The included interesting statistics are (the time unit is measured in seconds):
- Average time to solve a problem by rating
- Average time to solve a problem by tag
- Average nr of attemps to solve a problem with specific tag — This is especially useful when we want to check on which problems we have difficulties with implementation/handling edge cases.
- User rating on a tag — For each tag we calculate the rating of a user on this type of problems based on the performance during contests.
- Average rating of solved/unsolved problems — This shows, what is the average highest solved problem during contests and the average lowest rating of the problem that user did not solve. It is useful e.g. when you want to check the rating of the average problem you're stuck on during contests and helps you to pick problems with appropriate rating during practice.
- Average rating change, when doing problems in order/not in order — This calculates the average rating change, when you do either the problems in order or not (e.g. you skip some problems etc.).
Compare yourself against the others
The idea for this section was to analyze for the user, how much he is worse than the average contestant with some specific rank. It was realized by taking statistics for 40 average random users across that specific rank , who participated in >=50 contests and were registered min 3 years ago. (that should approximate well the random user with some rank.)

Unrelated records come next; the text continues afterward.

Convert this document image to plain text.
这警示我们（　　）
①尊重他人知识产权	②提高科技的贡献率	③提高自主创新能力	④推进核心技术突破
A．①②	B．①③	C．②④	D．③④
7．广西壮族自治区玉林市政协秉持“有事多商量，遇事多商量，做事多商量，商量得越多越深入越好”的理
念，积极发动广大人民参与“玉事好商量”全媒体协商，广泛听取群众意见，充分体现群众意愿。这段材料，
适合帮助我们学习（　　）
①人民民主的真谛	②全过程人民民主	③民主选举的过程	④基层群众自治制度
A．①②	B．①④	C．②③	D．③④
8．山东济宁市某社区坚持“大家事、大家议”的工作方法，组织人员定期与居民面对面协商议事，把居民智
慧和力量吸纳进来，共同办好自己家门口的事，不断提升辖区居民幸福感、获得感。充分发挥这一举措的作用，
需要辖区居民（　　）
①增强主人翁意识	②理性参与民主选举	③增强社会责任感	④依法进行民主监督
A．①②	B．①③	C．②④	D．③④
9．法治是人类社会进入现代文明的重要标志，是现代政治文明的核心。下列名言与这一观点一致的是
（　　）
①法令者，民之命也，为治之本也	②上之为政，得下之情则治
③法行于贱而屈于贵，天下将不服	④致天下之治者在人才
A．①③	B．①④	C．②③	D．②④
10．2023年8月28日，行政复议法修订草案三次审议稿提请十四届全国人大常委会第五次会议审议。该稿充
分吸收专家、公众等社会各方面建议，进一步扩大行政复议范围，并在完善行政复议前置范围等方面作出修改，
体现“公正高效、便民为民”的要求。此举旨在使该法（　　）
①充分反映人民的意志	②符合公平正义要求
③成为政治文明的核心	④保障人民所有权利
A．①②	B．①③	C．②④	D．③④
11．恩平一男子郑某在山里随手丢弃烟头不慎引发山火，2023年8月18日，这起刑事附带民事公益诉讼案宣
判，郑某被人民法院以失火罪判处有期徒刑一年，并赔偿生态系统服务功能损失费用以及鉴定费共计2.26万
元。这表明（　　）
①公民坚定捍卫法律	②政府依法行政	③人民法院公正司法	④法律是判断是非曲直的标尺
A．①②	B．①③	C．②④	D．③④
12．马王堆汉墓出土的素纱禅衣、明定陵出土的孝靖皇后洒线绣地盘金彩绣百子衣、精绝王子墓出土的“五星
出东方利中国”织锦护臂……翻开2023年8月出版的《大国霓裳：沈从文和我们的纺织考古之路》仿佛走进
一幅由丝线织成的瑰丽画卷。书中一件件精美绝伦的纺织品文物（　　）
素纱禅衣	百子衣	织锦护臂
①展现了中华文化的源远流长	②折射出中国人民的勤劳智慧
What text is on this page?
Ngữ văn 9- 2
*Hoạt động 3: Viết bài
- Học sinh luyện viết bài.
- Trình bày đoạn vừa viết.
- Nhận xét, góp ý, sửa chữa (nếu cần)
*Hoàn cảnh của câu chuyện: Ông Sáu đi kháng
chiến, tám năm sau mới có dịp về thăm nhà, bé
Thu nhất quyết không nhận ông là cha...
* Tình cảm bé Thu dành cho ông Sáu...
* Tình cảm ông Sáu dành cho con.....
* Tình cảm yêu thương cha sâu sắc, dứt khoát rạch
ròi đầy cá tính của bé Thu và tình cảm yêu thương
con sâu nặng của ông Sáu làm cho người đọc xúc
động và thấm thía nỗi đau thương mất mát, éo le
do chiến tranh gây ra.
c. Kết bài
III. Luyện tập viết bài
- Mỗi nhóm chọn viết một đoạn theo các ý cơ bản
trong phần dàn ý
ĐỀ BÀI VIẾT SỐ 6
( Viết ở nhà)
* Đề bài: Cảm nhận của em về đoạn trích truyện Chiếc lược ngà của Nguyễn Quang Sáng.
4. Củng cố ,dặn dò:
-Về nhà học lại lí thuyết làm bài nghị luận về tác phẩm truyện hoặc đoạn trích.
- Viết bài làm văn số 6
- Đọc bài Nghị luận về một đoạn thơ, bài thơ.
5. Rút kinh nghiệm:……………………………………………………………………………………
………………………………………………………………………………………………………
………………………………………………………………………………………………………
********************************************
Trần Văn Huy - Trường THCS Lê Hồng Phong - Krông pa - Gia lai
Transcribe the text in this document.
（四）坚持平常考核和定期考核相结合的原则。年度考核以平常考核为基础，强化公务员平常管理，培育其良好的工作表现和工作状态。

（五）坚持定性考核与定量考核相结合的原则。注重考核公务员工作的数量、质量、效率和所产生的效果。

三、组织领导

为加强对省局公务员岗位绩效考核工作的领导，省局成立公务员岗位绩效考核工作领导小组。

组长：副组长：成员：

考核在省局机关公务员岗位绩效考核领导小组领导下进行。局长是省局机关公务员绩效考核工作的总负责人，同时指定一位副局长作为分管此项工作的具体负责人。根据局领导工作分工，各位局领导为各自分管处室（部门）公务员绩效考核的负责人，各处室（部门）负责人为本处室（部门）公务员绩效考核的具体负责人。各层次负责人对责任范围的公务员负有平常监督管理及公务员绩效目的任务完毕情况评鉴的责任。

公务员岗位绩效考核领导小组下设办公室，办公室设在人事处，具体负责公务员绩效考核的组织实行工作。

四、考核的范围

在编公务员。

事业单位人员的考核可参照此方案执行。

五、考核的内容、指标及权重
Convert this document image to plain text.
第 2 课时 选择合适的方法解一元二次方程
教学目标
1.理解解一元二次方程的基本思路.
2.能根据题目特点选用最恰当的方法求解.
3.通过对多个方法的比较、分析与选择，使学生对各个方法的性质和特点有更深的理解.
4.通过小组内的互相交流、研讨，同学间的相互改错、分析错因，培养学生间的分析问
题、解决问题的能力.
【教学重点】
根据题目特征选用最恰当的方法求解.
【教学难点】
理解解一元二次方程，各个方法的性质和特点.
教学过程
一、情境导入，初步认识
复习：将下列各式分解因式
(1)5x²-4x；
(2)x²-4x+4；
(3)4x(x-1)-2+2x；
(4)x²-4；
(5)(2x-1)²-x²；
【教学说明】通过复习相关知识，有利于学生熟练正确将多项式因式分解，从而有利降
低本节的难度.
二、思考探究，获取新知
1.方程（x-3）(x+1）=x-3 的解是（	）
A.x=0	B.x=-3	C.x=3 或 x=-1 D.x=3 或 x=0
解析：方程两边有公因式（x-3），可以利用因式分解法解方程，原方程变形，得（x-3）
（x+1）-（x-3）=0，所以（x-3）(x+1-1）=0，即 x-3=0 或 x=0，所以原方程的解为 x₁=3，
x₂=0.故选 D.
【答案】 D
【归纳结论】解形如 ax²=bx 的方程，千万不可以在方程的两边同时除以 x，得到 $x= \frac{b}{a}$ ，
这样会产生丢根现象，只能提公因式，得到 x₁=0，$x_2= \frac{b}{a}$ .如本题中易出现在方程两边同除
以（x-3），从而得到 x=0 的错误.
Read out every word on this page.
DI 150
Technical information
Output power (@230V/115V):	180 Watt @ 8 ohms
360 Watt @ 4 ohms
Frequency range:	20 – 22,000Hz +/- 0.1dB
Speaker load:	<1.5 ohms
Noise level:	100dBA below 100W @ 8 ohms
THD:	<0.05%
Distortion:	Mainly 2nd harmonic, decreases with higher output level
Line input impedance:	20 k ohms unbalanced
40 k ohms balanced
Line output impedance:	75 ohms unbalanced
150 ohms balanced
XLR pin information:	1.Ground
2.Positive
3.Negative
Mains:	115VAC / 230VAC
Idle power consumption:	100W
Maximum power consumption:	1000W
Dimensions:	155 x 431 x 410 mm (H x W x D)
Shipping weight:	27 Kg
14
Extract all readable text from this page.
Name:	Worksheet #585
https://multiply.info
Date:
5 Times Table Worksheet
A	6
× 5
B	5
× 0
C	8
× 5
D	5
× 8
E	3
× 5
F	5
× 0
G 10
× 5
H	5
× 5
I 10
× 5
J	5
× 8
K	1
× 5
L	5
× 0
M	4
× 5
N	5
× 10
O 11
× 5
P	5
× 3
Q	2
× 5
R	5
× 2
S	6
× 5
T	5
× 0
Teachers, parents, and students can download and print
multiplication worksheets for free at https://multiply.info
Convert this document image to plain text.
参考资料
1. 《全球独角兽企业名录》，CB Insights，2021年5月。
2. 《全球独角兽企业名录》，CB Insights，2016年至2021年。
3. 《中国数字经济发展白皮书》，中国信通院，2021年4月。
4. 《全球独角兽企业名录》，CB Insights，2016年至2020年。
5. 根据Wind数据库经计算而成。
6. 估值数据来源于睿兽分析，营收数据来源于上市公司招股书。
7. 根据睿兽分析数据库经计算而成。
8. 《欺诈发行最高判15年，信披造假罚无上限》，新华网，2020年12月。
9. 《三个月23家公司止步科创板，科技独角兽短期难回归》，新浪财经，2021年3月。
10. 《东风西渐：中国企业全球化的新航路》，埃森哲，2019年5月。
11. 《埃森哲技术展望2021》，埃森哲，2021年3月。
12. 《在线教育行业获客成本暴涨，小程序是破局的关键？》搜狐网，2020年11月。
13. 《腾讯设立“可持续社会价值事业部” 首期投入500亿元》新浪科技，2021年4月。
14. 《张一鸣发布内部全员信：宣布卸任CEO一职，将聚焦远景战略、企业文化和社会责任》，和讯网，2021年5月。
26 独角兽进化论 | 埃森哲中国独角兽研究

We can see in the picture above the sample statistic of me compared with the average grandmaster, telling, what is the average time difference (in seconds) of solving problem with some specifing rating. As we can see, I am slower on the most of the ratings, especially on the hardest ones.
The included statistics are almost the same like in the user stats section, here we just take difference between the contestant and average user of some rank.
Note: The green bars mean there is contestant's advantage, red otherwise.
Summary
The goal was to create the tool which will analyze user's performance during live contests and then based on that recommends adequate problems for training. Most apps focus on the stats of the user also during practice, which in my opinion doesn't provide the best insight e.g. because outside the contest you have unlimited time and also you can look at editorial.
If you find any bugs, please let me know and I will try to fix them as soon as possible. Any constructive criticism is also appreciated. Thanks for checking out the platform.